Regulation of Lactobacillus plantarum on the reactive oxygen species related metabolisms of Saccharomyces cerevisiae

Foods prepared by fermentation with Saccharomyces cerevisiae sometimes require co-cultivation with lactic acid bacteria (LAB) or other microorganisms. Co-cultured LAB could compete for nutrients, thereby affecting central metabolism of S. cerevisiae cells; as a result, the oxidative metabolism of yeast might also be influenced. Here, S. cerevisiae ATCC 204508 was co-cultivated with Lactobacillus plantarum ATCC 8014 to evaluate its regulation effects on the oxidative metabolism in yeast cells. Results indicated that co-cultured L. plantarum did not exacerbate membrane lipid peroxidation but reduced intracellular reactive oxygen species (ROS) content of yeast. L. plantarum initiated NADPH oxidase by activation of Ca2+ signaling and MAPK pathways, thereby promoting the ROS generation in S. cerevisiae cells. To cope with the increased ROS generation, both enzymatic and non-enzymatic defense systems were activated, accounting for the decreased intracellular ROS level in yeast cells that co-cultured with L. plantarum.
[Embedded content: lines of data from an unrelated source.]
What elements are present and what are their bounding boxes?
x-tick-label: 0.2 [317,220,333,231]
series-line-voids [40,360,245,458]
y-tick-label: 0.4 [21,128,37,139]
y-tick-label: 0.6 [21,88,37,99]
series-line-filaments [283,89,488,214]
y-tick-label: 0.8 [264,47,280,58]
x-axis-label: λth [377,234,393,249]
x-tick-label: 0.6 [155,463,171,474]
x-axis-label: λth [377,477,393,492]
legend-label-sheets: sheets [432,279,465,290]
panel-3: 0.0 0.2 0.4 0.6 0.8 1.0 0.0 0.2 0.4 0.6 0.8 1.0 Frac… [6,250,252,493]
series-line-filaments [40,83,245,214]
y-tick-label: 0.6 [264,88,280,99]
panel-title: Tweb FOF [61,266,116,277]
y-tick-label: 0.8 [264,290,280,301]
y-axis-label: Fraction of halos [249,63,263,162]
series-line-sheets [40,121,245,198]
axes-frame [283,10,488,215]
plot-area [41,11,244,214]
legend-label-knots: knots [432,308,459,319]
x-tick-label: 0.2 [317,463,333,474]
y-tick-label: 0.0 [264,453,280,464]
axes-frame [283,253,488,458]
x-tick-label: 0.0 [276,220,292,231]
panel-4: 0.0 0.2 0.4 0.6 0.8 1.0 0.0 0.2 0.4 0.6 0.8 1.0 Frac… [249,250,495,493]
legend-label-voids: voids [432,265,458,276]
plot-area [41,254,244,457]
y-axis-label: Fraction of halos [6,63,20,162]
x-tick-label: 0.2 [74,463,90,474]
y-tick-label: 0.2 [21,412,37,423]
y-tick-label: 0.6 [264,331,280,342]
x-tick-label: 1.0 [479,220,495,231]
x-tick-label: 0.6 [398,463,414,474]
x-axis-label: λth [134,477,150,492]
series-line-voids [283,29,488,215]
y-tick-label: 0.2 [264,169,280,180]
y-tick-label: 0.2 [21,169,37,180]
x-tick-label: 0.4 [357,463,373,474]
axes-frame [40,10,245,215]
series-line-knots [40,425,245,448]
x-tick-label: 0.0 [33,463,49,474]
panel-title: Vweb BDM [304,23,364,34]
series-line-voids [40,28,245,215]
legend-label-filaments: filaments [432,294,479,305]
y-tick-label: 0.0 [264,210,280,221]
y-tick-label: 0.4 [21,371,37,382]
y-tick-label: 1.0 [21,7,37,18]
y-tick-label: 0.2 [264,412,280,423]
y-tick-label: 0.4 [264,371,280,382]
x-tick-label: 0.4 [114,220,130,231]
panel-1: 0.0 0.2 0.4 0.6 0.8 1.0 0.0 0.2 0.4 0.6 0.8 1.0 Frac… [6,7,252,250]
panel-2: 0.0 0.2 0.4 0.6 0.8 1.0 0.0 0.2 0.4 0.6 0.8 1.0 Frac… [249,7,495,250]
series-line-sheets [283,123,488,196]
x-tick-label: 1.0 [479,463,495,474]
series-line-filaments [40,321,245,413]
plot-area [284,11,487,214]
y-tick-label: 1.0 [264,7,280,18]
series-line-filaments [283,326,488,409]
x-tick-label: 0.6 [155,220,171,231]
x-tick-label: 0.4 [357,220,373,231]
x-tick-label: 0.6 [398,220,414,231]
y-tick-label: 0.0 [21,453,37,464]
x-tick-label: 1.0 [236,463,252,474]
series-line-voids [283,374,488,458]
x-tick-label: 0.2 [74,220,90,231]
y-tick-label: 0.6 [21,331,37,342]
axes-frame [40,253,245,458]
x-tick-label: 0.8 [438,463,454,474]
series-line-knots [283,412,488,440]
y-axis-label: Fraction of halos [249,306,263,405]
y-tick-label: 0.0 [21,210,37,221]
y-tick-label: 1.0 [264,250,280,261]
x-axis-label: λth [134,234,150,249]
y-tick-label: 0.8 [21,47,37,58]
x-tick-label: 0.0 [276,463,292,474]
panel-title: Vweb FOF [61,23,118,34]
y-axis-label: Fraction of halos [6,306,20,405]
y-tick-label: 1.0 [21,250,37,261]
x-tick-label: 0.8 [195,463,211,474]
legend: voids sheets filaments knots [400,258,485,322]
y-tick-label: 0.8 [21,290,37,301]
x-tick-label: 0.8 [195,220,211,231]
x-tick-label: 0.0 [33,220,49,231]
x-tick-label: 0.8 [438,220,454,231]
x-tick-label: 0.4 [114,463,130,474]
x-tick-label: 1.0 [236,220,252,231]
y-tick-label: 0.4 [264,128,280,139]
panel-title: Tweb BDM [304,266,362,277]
At the same time, activated anti-oxidation system also conferred higher oxidative tolerance to yeast cells, which could be considered a desirable characteristic for fermentation using S. cerevisiae. The co-cultivation of L. plantarum also activated energy metabolism and promoted ATP production in yeast. These results will contribute to the understanding of the complex relationship between S. cerevisiae and LAB during fermentation.

Automated summary

Co-cultivation of Lactobacillus plantarum with Saccharomyces cerevisiae can reduce intracellular reactive oxygen species levels in yeast cells, increase oxidative tolerance, and promote ATP production.